The two bobbing beams of light located an open door on the left, crammed full with furniture, including a full sized bed, two large armoires, and an overstuffed wing chair, all pushed together and taking up most of the floor space. There was nowhere to walk; the only access into the room was by crawling over the furniture. A lone figure huddled in the corner of the mattress, amid large garbage bags of who knew what, face hidden behind upraised arms.

"Bobby, it's the Fire Department," John shouted through his airmask, "we're here to help you get out." Bobby, clearly petrified and overwhelmed, shook his head "no." As John continued to try to coax the panicking man to come toward them, Evvy noticed the tell-tale signs that the fire was spreading from the kitchen below into the walls and floor of the bedroom. She tapped Roy on the shoulder and pointed out the problem. He nodded and began to crawl across the mattress toward the victim. Between John's verbal coaxing and Roy's gentle manhanding, the two paramedics managed to get Bobby to the door. Evvy had radioed Stoker to charge her line and was alternately pulling the fragile drywall apart and blasting the resulting hotspots with water.

The first floor was impassible by now, the fire finding endless fuel in the tightly packed newspaper stacks and dry, crumbly pillows, and thick acrid smoke billowed up the stairs. John pushed Bobby back into the bedroom and as far away from the door as the mash of furniture would allow. Roy put his shoulder up against the armoire, trying to shift it from in front of the window. Evvy pulled her HT from her turnout pocket. "Engine 51, HT 51. We need a ladder back of the house, second floor. Roy's about to break a window." Bobby wasn't much help; coughing and crying, he picked up random books and knick-knacks and clutched them to his chest. John and Roy managed to move the bed forward by a foot or so, then slid the armoire several inches sideways. Roy smashed the glass with his helmet, and cleared away the remaining shards with his glove.

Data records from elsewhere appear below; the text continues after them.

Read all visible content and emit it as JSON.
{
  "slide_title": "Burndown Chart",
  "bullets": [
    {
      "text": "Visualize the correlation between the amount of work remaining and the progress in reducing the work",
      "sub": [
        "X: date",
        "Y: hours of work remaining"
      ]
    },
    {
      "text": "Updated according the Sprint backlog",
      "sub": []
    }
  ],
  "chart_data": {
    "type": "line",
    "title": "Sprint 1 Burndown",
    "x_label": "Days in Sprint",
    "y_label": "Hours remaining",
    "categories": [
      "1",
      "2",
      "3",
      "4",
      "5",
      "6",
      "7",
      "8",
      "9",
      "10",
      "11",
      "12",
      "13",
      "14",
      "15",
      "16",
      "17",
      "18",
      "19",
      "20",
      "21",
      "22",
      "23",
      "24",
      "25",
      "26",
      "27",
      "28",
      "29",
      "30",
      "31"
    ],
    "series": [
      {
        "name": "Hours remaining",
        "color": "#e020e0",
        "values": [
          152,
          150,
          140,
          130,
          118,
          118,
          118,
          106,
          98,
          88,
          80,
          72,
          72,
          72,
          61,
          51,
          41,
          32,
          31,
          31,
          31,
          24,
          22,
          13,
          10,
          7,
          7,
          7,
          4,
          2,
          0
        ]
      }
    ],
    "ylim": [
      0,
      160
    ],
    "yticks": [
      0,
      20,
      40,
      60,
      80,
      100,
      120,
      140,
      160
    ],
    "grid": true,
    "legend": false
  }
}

Evvy was concentrating fully on beating back the flames now consuming the walls and ceiling. She couldn't make out the words as the paramedics, shouting, maneuvered Bobby to the ladder that had appeared at the sill. Bobby wasted precious seconds grabbing more books and other items, trying to save his treasures. She was losing the battle, just biding time now to give everyone a chance to get out. The house had been a loss from the moment it had gone up. John tapped her on the shoulder and gestured to the window. The urgency in his eyes told her they had to move now.

Roy went first, stabilizing Bobby as the civilian inched down the flexible ladder. John followed as Evvy continued to fog the room. As John's helmet disappeared, Evvy closed the valve and left the charged hose on the floor. She had just stepped off the bottom rung when what was left of Bobby's bedroom exploded in flame. Bobby lay on a yellow blanket next to the Squad, sobbing uncontrollably. His sister knelt nearby as the paramedics assessed him, murmuring soothing words in a voice choked with tears.

Cap quick-stepped over, his eyes sweeping her from helmet to boots. "You okay, Evvy?"

"Yeah, fine, Cap," Evvy responded, trying not to shake. She looked around; Engine 10 had responded and had relieved Marco and Chet on the first floor to surround and drown.

Bobby was now prone, with an O2 mask on and an IV started. He stared with a vacant gaze as his home and all of his possessions burned. Chet appeared at Evvy's shoulder, his expression grim. "It's going to take three hours to overhaul this, with all that junk inside," he complained.

Turned out, he was shy by an hour, and the winter sun rose over two companies of firefighters digging through and thoroughly soaking the two decades' worth of life that the homeowner could not be persuaded to throw away.